Abstract; Macrophages play a key role in host defense against pathogens and contribute to tissue homeostasis. Macrophages isolated from different tissues possess specific gene signature and their functions are adapted to their local microenvironment. Adipose tissue macrophages control the expandability of the visceral adipose tissue through their switch from an anti-inflammatory to a pro-inflammatory phenotype and the thermogenic process of other adipose depots by modulation of the sympathetic tone.

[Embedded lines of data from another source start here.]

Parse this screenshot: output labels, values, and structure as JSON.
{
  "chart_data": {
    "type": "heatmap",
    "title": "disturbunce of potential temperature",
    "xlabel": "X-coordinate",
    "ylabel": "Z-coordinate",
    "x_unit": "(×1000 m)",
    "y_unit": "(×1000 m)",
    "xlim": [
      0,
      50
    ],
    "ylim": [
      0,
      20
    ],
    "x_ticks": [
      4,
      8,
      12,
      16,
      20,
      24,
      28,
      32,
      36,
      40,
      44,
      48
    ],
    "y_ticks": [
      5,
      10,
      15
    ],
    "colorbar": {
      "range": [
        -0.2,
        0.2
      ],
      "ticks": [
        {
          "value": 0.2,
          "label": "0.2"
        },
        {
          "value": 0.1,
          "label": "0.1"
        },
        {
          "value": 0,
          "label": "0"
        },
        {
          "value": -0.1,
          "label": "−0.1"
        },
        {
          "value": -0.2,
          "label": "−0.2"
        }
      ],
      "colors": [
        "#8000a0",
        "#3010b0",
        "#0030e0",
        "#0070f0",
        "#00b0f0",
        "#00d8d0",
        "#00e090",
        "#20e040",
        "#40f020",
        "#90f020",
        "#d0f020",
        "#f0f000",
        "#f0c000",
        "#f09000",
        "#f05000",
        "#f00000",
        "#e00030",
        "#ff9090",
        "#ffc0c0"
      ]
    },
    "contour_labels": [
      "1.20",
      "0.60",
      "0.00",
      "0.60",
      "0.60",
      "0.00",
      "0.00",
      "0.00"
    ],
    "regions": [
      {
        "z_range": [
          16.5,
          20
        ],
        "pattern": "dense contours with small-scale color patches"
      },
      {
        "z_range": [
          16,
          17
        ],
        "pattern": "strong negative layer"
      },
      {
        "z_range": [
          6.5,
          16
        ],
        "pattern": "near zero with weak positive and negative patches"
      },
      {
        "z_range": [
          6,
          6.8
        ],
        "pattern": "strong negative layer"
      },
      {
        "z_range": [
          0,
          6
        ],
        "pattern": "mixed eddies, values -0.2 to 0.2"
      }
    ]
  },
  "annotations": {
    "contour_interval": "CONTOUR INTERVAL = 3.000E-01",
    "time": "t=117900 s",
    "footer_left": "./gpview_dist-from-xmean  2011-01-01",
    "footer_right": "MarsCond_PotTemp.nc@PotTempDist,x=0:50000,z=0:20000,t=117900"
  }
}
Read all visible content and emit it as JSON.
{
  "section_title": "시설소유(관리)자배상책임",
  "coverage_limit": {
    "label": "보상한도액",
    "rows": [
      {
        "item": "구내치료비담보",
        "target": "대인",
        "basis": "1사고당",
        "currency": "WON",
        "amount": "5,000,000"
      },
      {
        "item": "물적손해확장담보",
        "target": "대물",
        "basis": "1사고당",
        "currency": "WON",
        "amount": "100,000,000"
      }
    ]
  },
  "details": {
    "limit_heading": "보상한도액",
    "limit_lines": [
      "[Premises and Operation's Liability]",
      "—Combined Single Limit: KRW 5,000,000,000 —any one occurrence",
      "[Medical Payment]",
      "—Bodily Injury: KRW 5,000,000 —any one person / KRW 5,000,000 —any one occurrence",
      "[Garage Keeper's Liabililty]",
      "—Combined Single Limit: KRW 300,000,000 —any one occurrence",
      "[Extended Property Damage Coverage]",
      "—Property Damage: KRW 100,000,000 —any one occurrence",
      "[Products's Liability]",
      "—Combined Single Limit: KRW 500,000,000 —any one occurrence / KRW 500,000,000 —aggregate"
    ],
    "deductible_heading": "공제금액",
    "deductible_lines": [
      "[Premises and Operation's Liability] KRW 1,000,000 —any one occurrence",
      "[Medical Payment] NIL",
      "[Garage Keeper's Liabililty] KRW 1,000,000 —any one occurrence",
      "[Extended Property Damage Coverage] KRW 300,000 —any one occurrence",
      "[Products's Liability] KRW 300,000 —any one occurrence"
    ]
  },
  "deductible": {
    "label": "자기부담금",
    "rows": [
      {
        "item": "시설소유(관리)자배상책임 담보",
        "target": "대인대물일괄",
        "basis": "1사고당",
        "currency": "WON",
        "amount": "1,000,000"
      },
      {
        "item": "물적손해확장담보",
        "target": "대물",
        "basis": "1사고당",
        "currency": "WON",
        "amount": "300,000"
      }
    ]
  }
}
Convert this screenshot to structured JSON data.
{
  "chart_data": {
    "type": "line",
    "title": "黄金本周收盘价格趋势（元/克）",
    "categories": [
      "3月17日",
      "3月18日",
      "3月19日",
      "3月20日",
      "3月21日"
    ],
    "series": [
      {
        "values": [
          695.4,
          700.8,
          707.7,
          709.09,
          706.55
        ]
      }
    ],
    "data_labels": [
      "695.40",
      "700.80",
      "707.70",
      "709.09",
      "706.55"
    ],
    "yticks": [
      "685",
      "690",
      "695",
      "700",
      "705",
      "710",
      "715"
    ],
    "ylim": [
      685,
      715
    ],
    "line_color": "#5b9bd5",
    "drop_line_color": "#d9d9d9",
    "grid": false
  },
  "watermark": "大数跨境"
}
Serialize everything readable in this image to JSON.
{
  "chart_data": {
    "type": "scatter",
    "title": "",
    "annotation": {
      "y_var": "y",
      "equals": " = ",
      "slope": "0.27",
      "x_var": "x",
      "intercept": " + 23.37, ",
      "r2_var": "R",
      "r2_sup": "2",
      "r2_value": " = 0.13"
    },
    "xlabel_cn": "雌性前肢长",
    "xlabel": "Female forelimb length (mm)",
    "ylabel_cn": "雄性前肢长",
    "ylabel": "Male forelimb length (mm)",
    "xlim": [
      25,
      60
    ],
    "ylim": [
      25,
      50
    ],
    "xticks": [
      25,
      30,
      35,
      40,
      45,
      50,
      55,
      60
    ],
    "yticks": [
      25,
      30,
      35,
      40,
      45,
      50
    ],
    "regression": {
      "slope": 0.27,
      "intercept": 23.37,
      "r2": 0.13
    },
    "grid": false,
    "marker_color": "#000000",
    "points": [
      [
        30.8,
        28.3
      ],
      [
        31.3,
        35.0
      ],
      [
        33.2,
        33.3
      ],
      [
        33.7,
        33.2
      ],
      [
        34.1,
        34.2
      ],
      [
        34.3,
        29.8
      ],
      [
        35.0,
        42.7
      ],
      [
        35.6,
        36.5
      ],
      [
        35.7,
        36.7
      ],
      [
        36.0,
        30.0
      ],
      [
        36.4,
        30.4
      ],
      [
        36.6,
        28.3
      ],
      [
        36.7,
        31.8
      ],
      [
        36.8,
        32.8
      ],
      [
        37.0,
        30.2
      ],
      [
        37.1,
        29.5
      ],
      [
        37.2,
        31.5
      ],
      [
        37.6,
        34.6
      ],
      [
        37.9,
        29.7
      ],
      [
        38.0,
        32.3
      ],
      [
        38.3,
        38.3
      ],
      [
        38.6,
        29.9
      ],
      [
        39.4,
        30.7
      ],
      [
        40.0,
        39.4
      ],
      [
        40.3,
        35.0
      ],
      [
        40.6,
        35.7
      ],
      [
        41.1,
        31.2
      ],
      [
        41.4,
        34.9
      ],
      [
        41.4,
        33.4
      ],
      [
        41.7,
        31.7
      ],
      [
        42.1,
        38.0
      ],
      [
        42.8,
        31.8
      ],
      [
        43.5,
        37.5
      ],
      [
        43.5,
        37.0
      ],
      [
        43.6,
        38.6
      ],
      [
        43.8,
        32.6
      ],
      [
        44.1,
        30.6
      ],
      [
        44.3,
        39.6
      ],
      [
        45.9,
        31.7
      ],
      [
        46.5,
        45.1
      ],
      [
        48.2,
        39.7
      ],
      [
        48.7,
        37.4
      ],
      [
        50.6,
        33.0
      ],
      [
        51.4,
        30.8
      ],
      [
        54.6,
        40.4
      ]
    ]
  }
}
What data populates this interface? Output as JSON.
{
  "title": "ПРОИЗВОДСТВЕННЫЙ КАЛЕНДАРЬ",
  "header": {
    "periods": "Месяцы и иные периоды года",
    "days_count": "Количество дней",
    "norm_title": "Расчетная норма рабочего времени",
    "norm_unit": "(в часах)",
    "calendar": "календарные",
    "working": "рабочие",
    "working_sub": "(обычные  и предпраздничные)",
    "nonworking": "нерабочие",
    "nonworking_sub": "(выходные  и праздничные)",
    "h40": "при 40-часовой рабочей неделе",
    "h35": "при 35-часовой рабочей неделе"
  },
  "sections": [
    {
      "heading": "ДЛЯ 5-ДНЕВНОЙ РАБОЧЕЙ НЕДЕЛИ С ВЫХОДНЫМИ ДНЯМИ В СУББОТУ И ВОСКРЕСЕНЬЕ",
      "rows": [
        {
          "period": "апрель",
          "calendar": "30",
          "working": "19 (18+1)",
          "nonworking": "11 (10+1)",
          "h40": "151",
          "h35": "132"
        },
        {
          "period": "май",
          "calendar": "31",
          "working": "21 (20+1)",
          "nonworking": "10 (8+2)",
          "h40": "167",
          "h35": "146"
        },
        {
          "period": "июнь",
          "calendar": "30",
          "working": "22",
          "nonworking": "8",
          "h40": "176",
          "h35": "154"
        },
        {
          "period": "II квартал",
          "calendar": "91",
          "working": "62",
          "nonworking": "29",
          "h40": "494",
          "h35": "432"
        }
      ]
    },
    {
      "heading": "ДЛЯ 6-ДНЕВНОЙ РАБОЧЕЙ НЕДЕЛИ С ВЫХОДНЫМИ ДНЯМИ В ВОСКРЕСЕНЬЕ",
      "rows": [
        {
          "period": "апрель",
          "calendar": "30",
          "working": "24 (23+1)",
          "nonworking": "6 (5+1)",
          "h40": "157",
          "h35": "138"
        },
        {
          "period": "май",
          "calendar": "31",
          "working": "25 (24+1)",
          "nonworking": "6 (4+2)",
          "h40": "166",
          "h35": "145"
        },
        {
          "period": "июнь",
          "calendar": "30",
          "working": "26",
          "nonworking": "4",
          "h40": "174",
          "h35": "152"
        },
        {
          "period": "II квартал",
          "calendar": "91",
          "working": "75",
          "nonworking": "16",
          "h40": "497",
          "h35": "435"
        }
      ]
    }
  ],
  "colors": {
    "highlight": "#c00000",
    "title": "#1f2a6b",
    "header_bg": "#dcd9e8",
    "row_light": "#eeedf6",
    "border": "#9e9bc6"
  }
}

Here, we report that mice with defective macrophage glutaminolysis (macrophage specific Gls1 deficiency) display impaired visceral adipose tissue macrophage alternative activation that contributes to augmented visceral fat storage. These mice also exhibited dysfunctional subcutaneous and brown adipose tissue thermogenic response. Mechanistically, we found that macrophage glutaminolysis deficiency limited activation of spinal cord glutamatergic neurons required for activation of sympathetic tone-dependent thermogenesis by limiting their interaction with glutamatergic neuron-associated macrophages (GAMs). Collectively, our study reveals a previously unappreciated homeostatic role for macrophage glutaminolysis in the control of visceral adipose tissue inflammation and spinal cord-dependent sympathetic tone of thermogenic adipose depots. Disruption of these circuits resulted in metabolic imbalance and obesity.